世界経済を揺るがす「貿易戦争」をこれ以上、激化させてはならない。米中両国は粘り強く協議を続け、着地点を見いだしてもらいたい。

 米国は9、10日の閣僚級貿易協議で溝が埋まらず、中国からの輸入品2千億ドル(約22兆円)分への追加関税率を、25%に引き上げる制裁措置を発動した。

 さらに13日には、これまで対象外だった3千億ドル分に最大25%の追加関税を課す「第4弾」の措置を打ち出した。

 トランプ大統領の矢継ぎ早の制裁攻勢は、政権の強い姿勢を見せつけ、中国に軟化を迫る狙いがあったのだろう。

 しかし、これに対して中国はすかさず、米国からの輸入品600億ドル分の追加関税率を最大25%に引き上げると発表した。対立は再び「報復合戦」に突入した。

 力ずくで相手国をねじ伏せるのがトランプ流だが、制裁は中国だけでなく、米国にも打撃を与える。第4弾が発動されれば、ほぼ全ての中国からの輸入品が追加関税の対象になるからだ。

 これにより、食料品や衣料、携帯電話といった身近な品が値上がりし、消費者を直撃する。中国の報復関税で、大豆、トウモロコシなどの農家も苦しんでいる。

 中国の政策にも重大な問題がある。

 米国が批判しているのは貿易不均衡に加え、産業補助金と、外国企業に対する中国企業への技術移転の強要だ。

 産業補助金は、輸出促進目的を禁じた世界貿易機関(WTO)のルールに抵触する疑いがある。技術移転の強要は知的財産権の侵害につながる。いずれも公平な競争をゆがめるもので、到底容認できない。

 中国は、こうした「国家資本主義」とも呼ばれる政策を国家の尊厳に関わるとし、「決して譲らない」と強調している。

 だが、ルールを軽視した不透明な経済システムは、国際社会の理解を得られまい。中国は構造改革に踏み切るべきである。
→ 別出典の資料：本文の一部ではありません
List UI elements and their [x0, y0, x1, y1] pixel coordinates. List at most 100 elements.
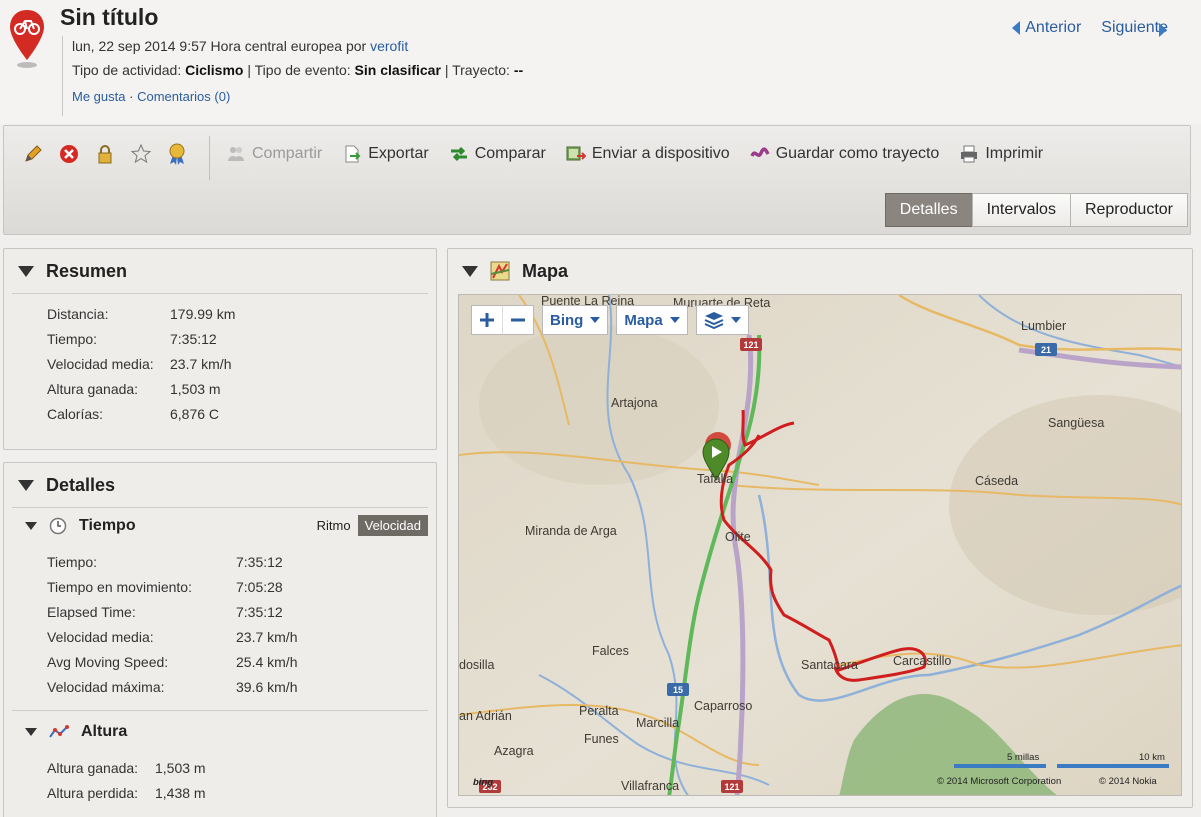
collapse-triangle-icon[interactable] — [25, 522, 37, 530]
social-line: Me gusta · Comentarios (0) — [72, 86, 523, 107]
previous-link[interactable]: Anterior — [1012, 19, 1081, 37]
lock-icon[interactable] — [94, 143, 116, 165]
stat-value: 7:35:12 — [170, 331, 217, 347]
activity-header: Sin título lun, 22 sep 2014 9:57 Hora ce… — [0, 0, 1201, 124]
tab-reproductor[interactable]: Reproductor — [1069, 193, 1188, 227]
town-label: Olite — [725, 530, 751, 544]
details-header[interactable]: Detalles — [4, 463, 436, 507]
activity-meta: lun, 22 sep 2014 9:57 Hora central europ… — [62, 36, 523, 116]
hill-shade — [479, 325, 719, 485]
zoom-controls — [471, 305, 534, 335]
layers-select — [697, 306, 748, 334]
delete-icon[interactable] — [58, 143, 80, 165]
stat-value: 1,503 m — [170, 381, 221, 397]
time-section-header[interactable]: Tiempo Ritmo Velocidad — [4, 508, 436, 544]
share-label: Compartir — [252, 145, 323, 162]
town-label: Miranda de Arga — [525, 524, 617, 538]
divider — [12, 710, 428, 711]
stat-row: Altura ganada: 1,503 m — [47, 377, 436, 402]
town-label: Cáseda — [975, 474, 1018, 488]
map-header[interactable]: Mapa — [448, 249, 1192, 293]
town-label: Artajona — [611, 396, 658, 410]
map-type-label: Mapa — [624, 311, 663, 329]
separator: | — [247, 62, 251, 78]
pace-toggle[interactable]: Ritmo — [310, 515, 358, 536]
town-label: Lumbier — [1021, 319, 1066, 333]
toolbar-actions: Compartir Exportar Comparar Enviar a dis… — [226, 142, 1043, 166]
share-button[interactable]: Compartir — [226, 144, 322, 164]
edit-pencil-icon[interactable] — [22, 143, 44, 165]
stat-label: Altura perdida: — [47, 785, 139, 801]
collapse-triangle-icon[interactable] — [25, 728, 37, 736]
stat-value: 1,503 m — [155, 760, 206, 776]
town-label: Tafalla — [697, 472, 733, 486]
course-value: -- — [513, 62, 524, 78]
comments-link[interactable]: Comentarios (0) — [137, 89, 230, 104]
summary-panel: Resumen Distancia: 179.99 km Tiempo: 7:35:… — [3, 248, 437, 450]
stat-row: Velocidad media: 23.7 km/h — [47, 352, 436, 377]
next-link[interactable]: Siguiente — [1101, 19, 1168, 37]
stat-row: Tiempo en movimiento: 7:05:28 — [47, 575, 436, 600]
minus-icon — [511, 318, 525, 322]
town-label: an Adrián — [459, 709, 512, 723]
star-icon[interactable] — [130, 143, 152, 165]
town-label: Villafranca — [621, 779, 679, 793]
zoom-in-button[interactable] — [472, 306, 503, 334]
zoom-out-button[interactable] — [503, 306, 533, 334]
map-canvas[interactable]: 121 21 15 232 121 Puente La Reina Muruar… — [459, 295, 1182, 796]
compare-button[interactable]: Comparar — [449, 144, 546, 164]
details-panel: Detalles Tiempo Ritmo Velocidad Tiempo: 7… — [3, 462, 437, 817]
stat-row: Velocidad media: 23.7 km/h — [47, 625, 436, 650]
badge-icon[interactable] — [166, 143, 188, 165]
scale-bar-km — [1057, 764, 1169, 768]
elevation-section-title: Altura — [81, 723, 128, 740]
activity-type-value[interactable]: Ciclismo — [185, 62, 243, 78]
send-device-icon — [566, 146, 586, 161]
map-type-dropdown[interactable]: Mapa — [616, 305, 688, 335]
cycling-activity-pin-icon — [10, 10, 44, 68]
map-icon — [490, 261, 510, 281]
save-as-course-button[interactable]: Guardar como trayecto — [750, 144, 939, 164]
map-panel: Mapa 121 21 15 232 121 Puente La Reina M… — [447, 248, 1193, 808]
course-label: Trayecto: — [452, 62, 510, 78]
stat-label: Velocidad máxima: — [47, 679, 165, 695]
tab-detalles[interactable]: Detalles — [884, 193, 973, 227]
town-label: Santacara — [801, 658, 858, 672]
road-shield-label: 121 — [724, 782, 739, 792]
tab-intervalos[interactable]: Intervalos — [971, 193, 1071, 227]
map-view[interactable]: 121 21 15 232 121 Puente La Reina Muruar… — [458, 294, 1182, 796]
scale-bar-miles — [954, 764, 1046, 768]
arrow-left-icon — [1012, 21, 1021, 35]
author-link[interactable]: verofit — [370, 38, 408, 54]
scale-miles-label: 5 millas — [1007, 752, 1039, 763]
elevation-section-header[interactable]: Altura — [4, 714, 436, 750]
summary-title: Resumen — [46, 260, 128, 281]
collapse-triangle-icon[interactable] — [18, 479, 34, 491]
stat-value: 179.99 km — [170, 306, 236, 322]
town-label: Funes — [584, 732, 619, 746]
share-icon — [228, 147, 244, 161]
export-button[interactable]: Exportar — [342, 144, 429, 164]
collapse-triangle-icon[interactable] — [18, 265, 34, 277]
map-copyright: © 2014 Microsoft Corporation — [937, 776, 1061, 787]
date-text: lun, 22 sep 2014 9:57 Hora central europ… — [72, 38, 367, 54]
stat-label: Tiempo en movimiento: — [47, 579, 192, 595]
print-button[interactable]: Imprimir — [959, 144, 1043, 164]
stat-value: 23.7 km/h — [170, 356, 232, 372]
town-label: Marcilla — [636, 716, 679, 730]
stat-row: Altura ganada: 1,503 m — [47, 756, 436, 781]
map-provider-dropdown[interactable]: Bing — [542, 305, 609, 335]
send-to-device-button[interactable]: Enviar a dispositivo — [566, 144, 730, 164]
provider-select: Bing — [543, 306, 607, 334]
collapse-triangle-icon[interactable] — [462, 265, 478, 277]
like-link[interactable]: Me gusta — [72, 89, 125, 104]
event-type-value[interactable]: Sin clasificar — [355, 62, 441, 78]
summary-header[interactable]: Resumen — [4, 249, 436, 293]
plus-icon — [480, 313, 494, 327]
stat-label: Tiempo: — [47, 331, 98, 347]
stat-row: Avg Moving Speed: 25.4 km/h — [47, 650, 436, 675]
layers-dropdown[interactable] — [695, 305, 749, 335]
summary-stats: Distancia: 179.99 km Tiempo: 7:35:12 Veloc… — [4, 294, 436, 427]
speed-toggle[interactable]: Velocidad — [357, 515, 428, 536]
view-tabs: Detalles Intervalos Reproductor — [884, 193, 1188, 227]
 米中対立の背景には、最先端技術を巡る覇権争いがあるとされる。安全保障が絡むだけに、政府主導で産業育成に突き進む中国に、米国が危機感を抱くのは理解できる。

 ただ、だからといって行き過ぎた制裁が正当化されるわけではない。

 国際通貨基金(IMF)は双方が互いの全輸入品に25%の関税を課すと、中国は最大1・5%、米国は0・6%、実質国内総生産(GDP)が減少すると予想している。報復合戦が、日本など世界の経済に深刻な影響を及ぼすのは明らかだ。

 制裁が実際に適用されるまでには、しばらく猶予がある。米国の第4弾の発動も最短で6月末になる見通しだ。対話の時間は残されている。

 両国は世界1、2位の経済大国である。その責任を自覚し、最悪の事態を避ける努力を続けてほしい。